11.2 Die Geheimhaltungsverpflichtung bezieht sich nicht auf Informationen, die ohne Geheimhaltungsbruch einer Partei der jeweils anderen Partei oder öffentlich bekannt geworden oder bereits bekannt sind, oder die aufgrund gesetzlicher, richterlicher oder behördlicher Anordnung Dritten zugänglich zu machen sind.

 

12. Änderung der AGB

12.1 MessengerPeople behält sich vor, die angebotenen Leistungen sowie die AGB zu ändern, soweit die jeweilige Änderung notwendig ist, um Veränderungen abzubilden, die bei der jeweiligen Auftragserteilung nicht vorhersehbar waren und deren Nichtbeachtung das vertragliche Gleichgewicht zwischen MessengerPeople und dem Kunden beeinträchtigen würde, insbesondere soweit MessengerPeople (i) die Übereinstimmung der Leistungen mit dem darauf anwendbaren Recht herzustellen verpflichtet ist, insbesondere wenn sich die geltende Rechtslage ändert; und/oder (ii) damit einem gegen MessengerPeople gerichteten Gerichtsurteil oder einer Behördenentscheidung nachkommt, und/oder (iii) die Plattform aufgrund zwingender technischer Vorgaben von WhatsApp und anderen Plattformen anpassen muss.

12.2 Zu keinem Zeitpunkt wird durch die Leistungsänderungen die Erfüllung der Hauptvertragspflichten durch MessengerPeople eingeschränkt.

12.3 In anderen Fällen als der Ziffer 12.1 teilt MessengerPeople dem Kunden vorab die Änderungen der AGB mit. Soweit der Kunde deren Geltung nicht innerhalb von vier Wochen nach Zugang der Mitteilung widerspricht, gelten die Änderungen mit Wirkung für die Zukunft als angenommen. Widerspricht der Kunde den Änderungen, ist MessengerPeople berechtigt, das Vertragsverhältnis zu kündigen. Auf die Wirkung des Schweigens und das Kündigungsrecht wird MessengerPeople in der Mitteilung hinweisen.

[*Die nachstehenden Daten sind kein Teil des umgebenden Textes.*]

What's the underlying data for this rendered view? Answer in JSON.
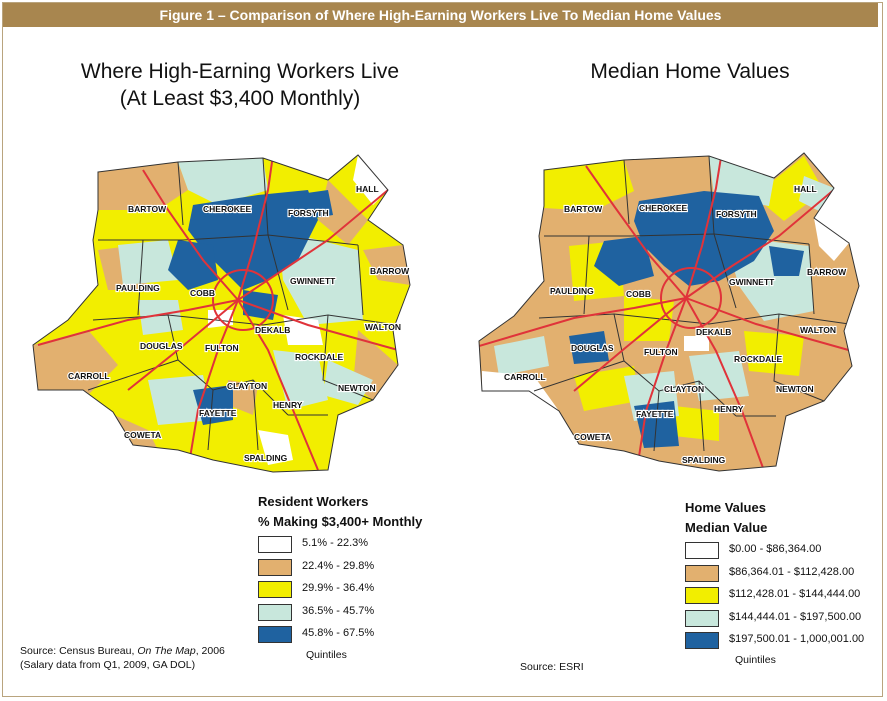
{
  "header": {
    "title": "Figure 1 – Comparison of Where High-Earning Workers Live To Median Home Values"
  },
  "left_map": {
    "title_line1": "Where High-Earning Workers Live",
    "title_line2": "(At Least $3,400 Monthly)",
    "legend": {
      "title": "Resident Workers",
      "subtitle": "% Making $3,400+ Monthly",
      "items": [
        {
          "label": "5.1% - 22.3%",
          "color": "#ffffff"
        },
        {
          "label": "22.4% - 29.8%",
          "color": "#e2b06f"
        },
        {
          "label": "29.9% - 36.4%",
          "color": "#f2ee00"
        },
        {
          "label": "36.5% - 45.7%",
          "color": "#c8e7dc"
        },
        {
          "label": "45.8% - 67.5%",
          "color": "#1f62a0"
        }
      ],
      "footer": "Quintiles"
    },
    "source_prefix": "Source: Census Bureau, ",
    "source_italic": "On The Map",
    "source_suffix": ", 2006",
    "source_line2": "(Salary data from Q1, 2009, GA DOL)"
  },
  "right_map": {
    "title": "Median Home Values",
    "legend": {
      "title": "Home Values",
      "subtitle": "Median Value",
      "items": [
        {
          "label": "$0.00 - $86,364.00",
          "color": "#ffffff"
        },
        {
          "label": "$86,364.01 - $112,428.00",
          "color": "#e2b06f"
        },
        {
          "label": "$112,428.01 - $144,444.00",
          "color": "#f2ee00"
        },
        {
          "label": "$144,444.01 - $197,500.00",
          "color": "#c8e7dc"
        },
        {
          "label": "$197,500.01 - 1,000,001.00",
          "color": "#1f62a0"
        }
      ],
      "footer": "Quintiles"
    },
    "source": "Source: ESRI"
  },
  "counties": [
    "BARTOW",
    "CHEROKEE",
    "FORSYTH",
    "HALL",
    "BARROW",
    "GWINNETT",
    "PAULDING",
    "COBB",
    "WALTON",
    "DEKALB",
    "DOUGLAS",
    "FULTON",
    "ROCKDALE",
    "CARROLL",
    "CLAYTON",
    "NEWTON",
    "FAYETTE",
    "HENRY",
    "COWETA",
    "SPALDING"
  ],
  "colors": {
    "banner": "#a8864f",
    "highways": "#e0333a",
    "county_borders": "#333333"
  }
}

12.4 Von der Änderungsbefugnis nach Ziffer 12.3 ausgenommen ist jede Änderung des Vertragsgegenstands und der Hauptleistungspflichten, die zu einer Änderung des Vertragsgefüges insgesamt führen würde. In diesen Fällen wird MessengerPeople dem Kunden die beabsichtigten Änderungen mitteilen und die Fortsetzung des Vertragsverhältnisses zu den dann geänderten Bedingungen anbieten.

 

13. Sonstiges

13.1 Die zwischen den Parteien geschlossenen Vereinbarungen einschließlich dieser AGB unterliegen dem materiellen Recht der Bundesrepublik Deutschland unter Ausschluss des UN-Kaufrechts und des internationalen Privatrechts.

13.2 Ausschließlicher Gerichtsstand ist München, Deutschland.

13.3 Sollten eine oder mehrere Bestimmungen dieser AGB ungültig sein oder werden, so wird die Gültigkeit der übrigen Regelungen dadurch nicht berührt.

13.4 Änderungen zwischen den Parteien geschlossener Vereinbarungen und Abweichungen und/oder Änderungen der Nutzungsbedingungen bedürfen zu ihrer Wirksamkeit der Schriftform.

13.5 Der Kunde darf ohne vorherige schriftliche Zustimmung von MessengerPeople die Rechte und Pflichten aus dem Nutzungsvertrag weder dauerhaft noch zeitweilig auf Dritte übertragen.